Tuesday, May 26, 2009 |
19:37 - By my count that's about 0.00000002 revolutions per minute
http://www.timesonline.co.uk/tol/driving/jeremy_clarkson/article6294116.ece?token=nu
|
(top) |
One hardly expects an effusive review of a hybrid from Jeremy Clarkson, but this sure goes above and beyond:
However, as a result of all this, prices start at £15,490 — that’s £3,000 or so less than the cost of the Prius. But at least with the Toyota there is no indication that you’re driving a car with two motors. In the Insight you are constantly reminded, not only by the idiotic dashboard, which shows leaves growing on a tree when you ease off the throttle (pass the sick bucket), but by the noise and the ride and the seats. And also by the hybrid system Honda has fitted.
. . .
I would not accuse Honda of telling porkies. That would be foolish. But I cannot see how making a car with two motors costs the same in terms of resources as making a car with one.

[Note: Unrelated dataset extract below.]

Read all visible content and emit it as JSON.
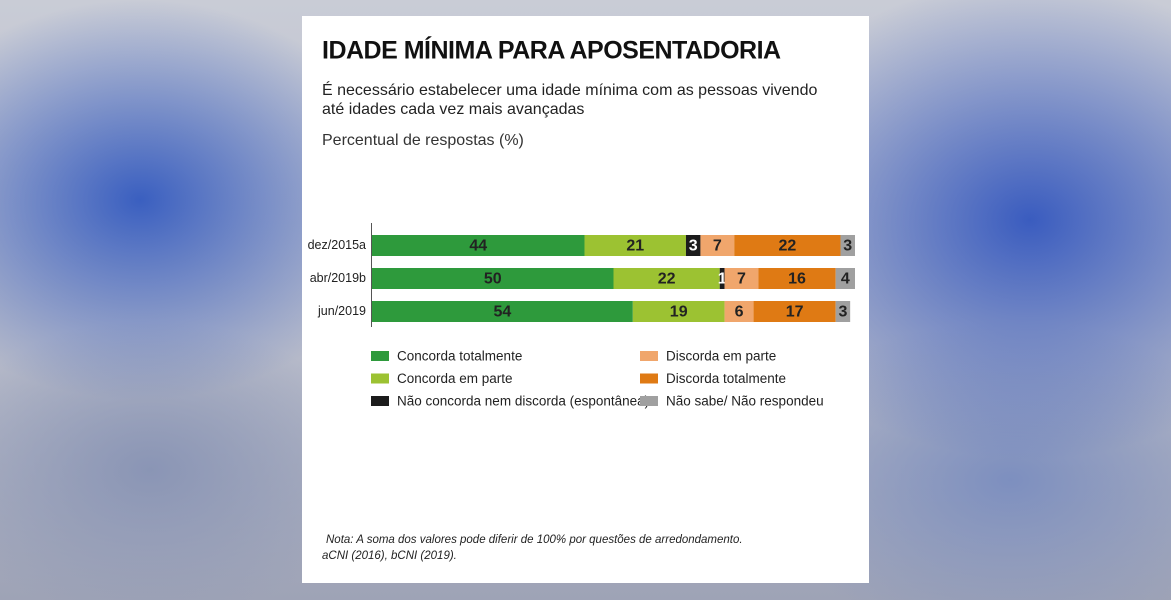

The nickel for the battery has to come from somewhere. Canada, usually. It has to be shipped to Japan, not on a sailing boat, I presume. And then it must be converted, not in a tree house, into a battery, and then that battery must be transported, not on an ox cart, to the Insight production plant in Suzuka. And then the finished car has to be shipped, not by Thor Heyerdahl, to Britain, where it can be transported, not by wind, to the home of a man with a beard who thinks he’s doing the world a favour.
. . .
Since about 1917 the car industry has not had a technological revolution — unlike, say, the world of communications or film. There has never been a 3G moment at Peugeot nor a need to embrace DVD at Nissan. There has been no VHS/Betamax battle between Fiat and Renault.
Car makers, then, have had nearly a century to develop and hone the principles of suck, squeeze, bang, blow. And they have become very good at it.
But now comes the need to throw away the heart of the beast, the internal combustion engine, and start again.
Between this and the equivalent TTAC review, it seems safe to say that Honda has sacrificed its reputation on the altar of eco-consciousness every bit as much as Toyota has in its modern-era shunning of performance and motorsports and the like—only perhaps more so, because they didn't even follow their usual "Do what Toyota does only a little more expensive and a little better" MO.
And now Times Square has apparently been made off-limits to cars. Presumably through the reasoning that if you make driving in the city unbearable enough, nobody will do it, the sky will become bluer, and traffic problems will sort themselves out in due time. Not accounting, apparently, for the idea that people burning gas and braving potholes and fender-benders on their way through midtown Manhattan aren't doing it for the fun of it to begin with—they're doing it because they have to. Now they can't get business done, whether they want to or not. Way to go, guys.
If I didn't know better, I'd say we're well on our way to outlawing the greatest and most democratizing invention since negotiable currency. I guess we must figure that as long as we have the Internet, who needs cars?